X

İçimdeki sinema aşkı “Bambaşka”

İstanbul Sinema Festivali

Bir cumartesi sabahı uyandınız ve festival gibi bir gün geçirebilsem keşke dediniz. Beyoğlu’na gideyim, İstiklal Caddesi’nde şöyle bir yürüyeyim, kapatılmış İnci Pastanesi’nin önünden geçerken bir “ah” çekeyim, Emek Sineması’nın sokağının girişinde içim bir burkulsun da tam olsun dediniz. Ardından Beyoğlu Sineması’nın bulunduğu Halep İş Hanı’nın önüne gelince bir anda içinizin aydınlandığını hissettiniz.

  

İki haftadır kimselerin dilinden düşürmediği The Hunt’ın (Onur Savaşı) vizyondan hala kalkmadığını öğrendiniz ve hemen gidip bir bilet aldınız. 11.30 seansında bu filmi gördükten sonra ufak bir öğle yemeği arası verdiniz ve saat 16.00’da sıkı bir takipçisi olduğunuz Noah Baumbach’ın son filmi Frances Ha için hazır hale geldiniz.

İyi film gördükçe dahasını da ister ya hani insan, bu yıl İstanbul Film Festivali’nde Altın Lale En İyi Film Ödülü’nü alan ve ticari gösterime girmeyen bir Onur Ünlü filmi olan Sen Aydınlatırsın Geceyi ile bu haftalık film seyrinizi tamamlayıp âlemlere akabileceğiniz bir plan yapmışken buldunuz kendinizi. Şu yazdıklarım bir rüya değil gerçek… Beyoğlu’nda böyle bir cumartesi geçirmeniz bugün kadar yakın, inanın.

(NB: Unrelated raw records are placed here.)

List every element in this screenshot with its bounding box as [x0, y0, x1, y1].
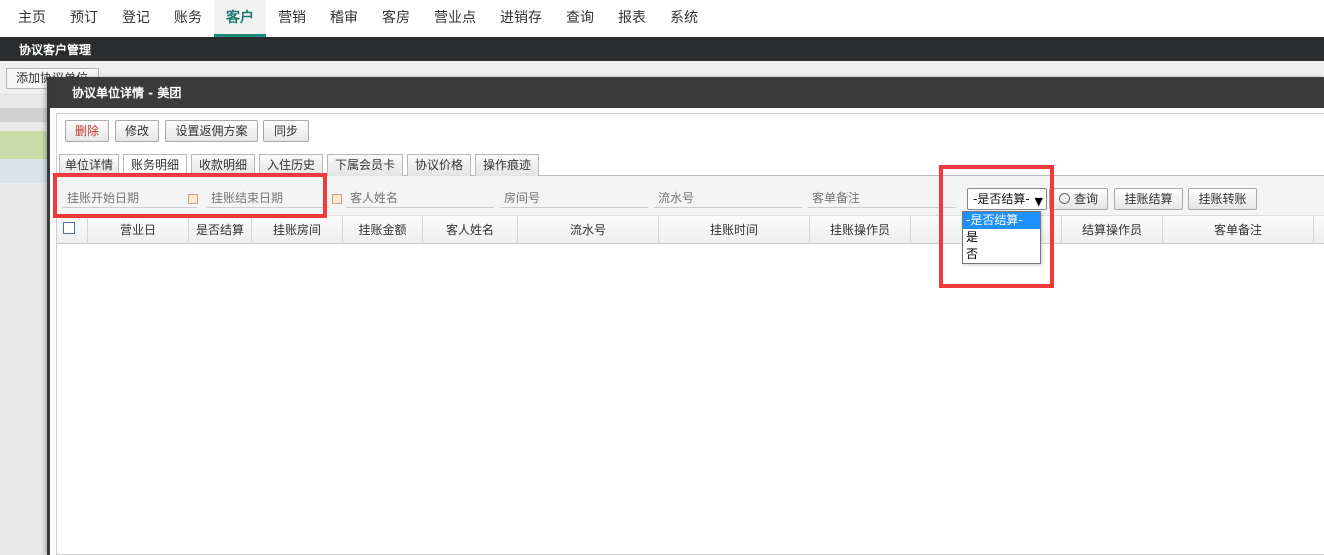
end-date-input[interactable]	[207, 188, 329, 208]
chevron-down-icon: ▼	[1034, 195, 1043, 208]
page-title: 协议客户管理	[0, 37, 1324, 61]
top-nav: 主页 预订 登记 账务 客户 营销 稽审 客房 营业点 进销存 查询 报表 系统	[0, 0, 1324, 37]
nav-system[interactable]: 系统	[658, 0, 710, 34]
dialog-body: 删除 修改 设置返佣方案 同步 单位详情 账务明细 收款明细 入住历史 下属会员…	[56, 113, 1324, 555]
dropdown-option[interactable]: -是否结算-	[963, 212, 1040, 229]
background-list-row[interactable]	[0, 159, 48, 183]
column-header[interactable]: 挂账操作员	[810, 216, 911, 244]
tab-account-details[interactable]: 账务明细	[123, 154, 187, 177]
tab-unit-details[interactable]: 单位详情	[59, 154, 119, 176]
tab-receipt-details[interactable]: 收款明细	[191, 154, 255, 176]
dropdown-option[interactable]: 否	[963, 246, 1040, 263]
background-list-header	[0, 108, 48, 122]
remark-input[interactable]	[808, 188, 956, 208]
nav-query[interactable]: 查询	[554, 0, 606, 34]
column-header[interactable]: 挂账房间	[252, 216, 343, 244]
transfer-button[interactable]: 挂账转账	[1188, 188, 1257, 210]
settled-select-value: -是否结算-	[973, 192, 1030, 206]
settled-select[interactable]: -是否结算- ▼	[967, 188, 1047, 210]
column-header[interactable]: 挂账时间	[659, 216, 810, 244]
room-number-input[interactable]	[500, 188, 648, 208]
settled-dropdown-list: -是否结算- 是 否	[962, 211, 1041, 264]
tab-member-cards[interactable]: 下属会员卡	[327, 154, 403, 176]
nav-outlets[interactable]: 营业点	[422, 0, 488, 34]
filter-bar: -是否结算- ▼ 查询 挂账结算 挂账转账	[57, 176, 1324, 216]
settle-button[interactable]: 挂账结算	[1114, 188, 1183, 210]
dialog-toolbar: 删除 修改 设置返佣方案 同步	[57, 114, 1324, 148]
column-header[interactable]: 挂账金额	[343, 216, 423, 244]
nav-customers[interactable]: 客户	[214, 0, 266, 37]
column-header[interactable]: 是否结算	[189, 216, 252, 244]
column-header[interactable]: 客单备注	[1163, 216, 1314, 244]
query-button-label: 查询	[1073, 192, 1098, 206]
tab-operation-log[interactable]: 操作痕迹	[475, 154, 539, 176]
column-header[interactable]: 营业日	[88, 216, 189, 244]
nav-reports[interactable]: 报表	[606, 0, 658, 34]
tab-stay-history[interactable]: 入住历史	[259, 154, 323, 176]
rebate-plan-button[interactable]: 设置返佣方案	[165, 120, 258, 142]
edit-button[interactable]: 修改	[115, 120, 159, 142]
select-all-checkbox[interactable]	[63, 222, 75, 234]
nav-rooms[interactable]: 客房	[370, 0, 422, 34]
table-header: 营业日 是否结算 挂账房间 挂账金额 客人姓名 流水号 挂账时间 挂账操作员 结…	[57, 216, 1324, 244]
nav-inventory[interactable]: 进销存	[488, 0, 554, 34]
nav-home[interactable]: 主页	[6, 0, 58, 34]
nav-checkin[interactable]: 登记	[110, 0, 162, 34]
search-icon	[1058, 193, 1070, 204]
delete-button[interactable]: 删除	[65, 120, 109, 142]
serial-number-input[interactable]	[654, 188, 802, 208]
column-header[interactable]: 流水号	[518, 216, 659, 244]
column-header[interactable]: 客人姓名	[423, 216, 518, 244]
background-list-row-selected[interactable]	[0, 131, 48, 159]
query-button[interactable]: 查询	[1049, 188, 1108, 210]
nav-marketing[interactable]: 营销	[266, 0, 318, 34]
dropdown-option[interactable]: 是	[963, 229, 1040, 246]
dialog-title: 协议单位详情 - 美团	[50, 77, 1324, 108]
nav-accounts[interactable]: 账务	[162, 0, 214, 34]
nav-reservation[interactable]: 预订	[58, 0, 110, 34]
start-date-input[interactable]	[63, 188, 197, 208]
column-header[interactable]: 结算操作员	[1062, 216, 1163, 244]
tab-agreement-prices[interactable]: 协议价格	[407, 154, 471, 176]
guest-name-input[interactable]	[346, 188, 494, 208]
calendar-icon[interactable]	[188, 194, 198, 204]
background-list	[0, 95, 48, 555]
select-all-cell	[57, 216, 88, 244]
calendar-icon[interactable]	[332, 194, 342, 204]
sync-button[interactable]: 同步	[263, 120, 309, 142]
agreement-unit-detail-dialog: 协议单位详情 - 美团 删除 修改 设置返佣方案 同步 单位详情 账务明细 收款…	[47, 77, 1324, 555]
dialog-tabs: 单位详情 账务明细 收款明细 入住历史 下属会员卡 协议价格 操作痕迹	[57, 154, 1324, 177]
nav-audit[interactable]: 稽审	[318, 0, 370, 34]
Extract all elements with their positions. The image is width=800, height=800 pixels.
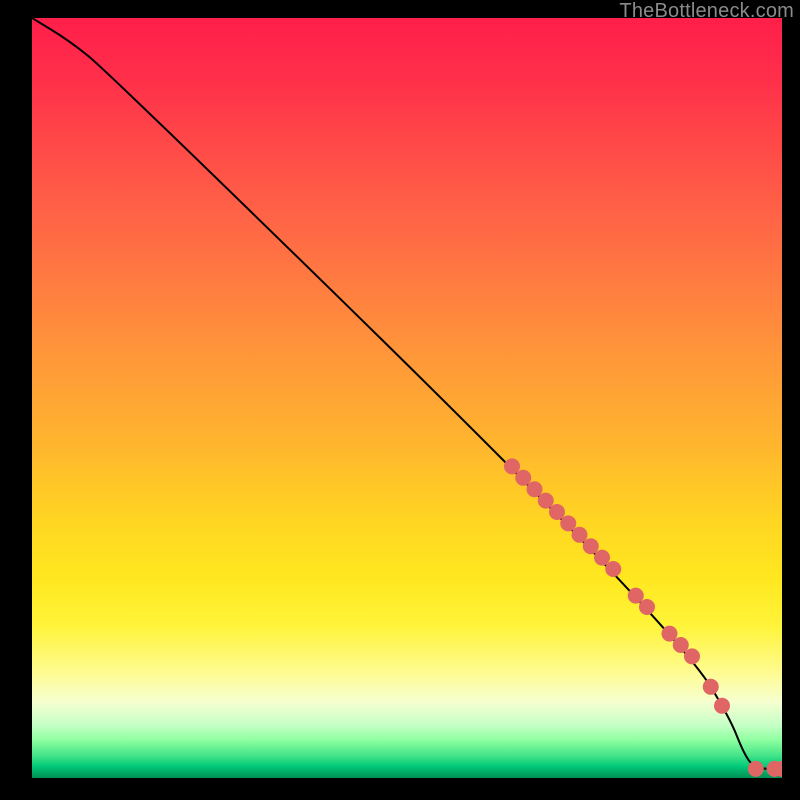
highlight-dot xyxy=(673,637,689,653)
highlight-dot xyxy=(662,626,678,642)
highlight-dot xyxy=(504,458,520,474)
highlight-dot xyxy=(594,550,610,566)
highlight-dot xyxy=(549,504,565,520)
plot-area xyxy=(32,18,782,778)
highlight-dot xyxy=(639,599,655,615)
highlight-dot xyxy=(605,561,621,577)
bottleneck-curve-line xyxy=(32,18,782,769)
highlight-dot xyxy=(714,698,730,714)
highlight-dot xyxy=(560,515,576,531)
highlight-dot xyxy=(748,761,764,777)
chart-stage: TheBottleneck.com xyxy=(0,0,800,800)
highlight-dots-group xyxy=(504,458,782,776)
highlight-dot xyxy=(538,493,554,509)
highlight-dot xyxy=(684,648,700,664)
highlight-dot xyxy=(583,538,599,554)
highlight-dot xyxy=(515,470,531,486)
highlight-dot xyxy=(703,679,719,695)
highlight-dot xyxy=(628,588,644,604)
highlight-dot xyxy=(572,527,588,543)
chart-overlay xyxy=(32,18,782,778)
highlight-dot xyxy=(527,481,543,497)
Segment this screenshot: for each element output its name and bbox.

İşin hikaye kısmını bir yana bırakırsam, başka bir sinema mümkün diyerek yola çıkan bir dağıtım şirketi olan M3 Film, bugün sinemaseverlerin iştahını kabartacak bir proje başlatıyor: Başka Sinema

Özellikle sosyal medyada adını hızla duyuran bu film gösterim şenliği, geçtiğimiz hafta yapılan resmi duyuru ile gazetelerin kültür-sanat sayfalarının da fazlasıyla ilgisini çekti.

Yurdumuz insanının film festivallerine olan yoğun ilgisi, vakit geçtikçe bağımsız sinema dağıtımcılarının daha iyi değerlendirmesi gereken bir potansiyele dönüşürken; tekelleşen sinema salonlarının yönetim anlayışının “bilet satışı odaklı”lıktan öteye gidememesi, popüler Yerli yapımların sinemaların birden fazla salonunda gösterilmesi, canımız kadar sevdiğimiz, minicik, biricik bağımsız filmlerimizin gösterim olanaklarını sınırlıyor ve hatta zaman zaman imkânsızlaştırıyor.

İşte tam da bu hassas noktada genç bir dağıtım firması olan (henüz üç yaşında) M3 Film ekibi cesur bir hamle yapıp, Başka Sinema için kolları sıvadı.

Proje şimdilik İstanbul ve Ankara olmak üzere sadece iki ilde ve şimdilik sadece dört salonda: Beyoğlu Beyoğlu, Altunizade Capitol, Kadıköy Rexx ve Ankara Büyülü Fener Kızılay.

Filmekimi ve IF gibi festivallerin yavaş yavaş İstanbul dışındaki illere doğru yayılıyor oluşunun verdiği ümitle, Başka Sinema’nın da tez zamanda aynı yayılımı göstermesini bekliyoruz.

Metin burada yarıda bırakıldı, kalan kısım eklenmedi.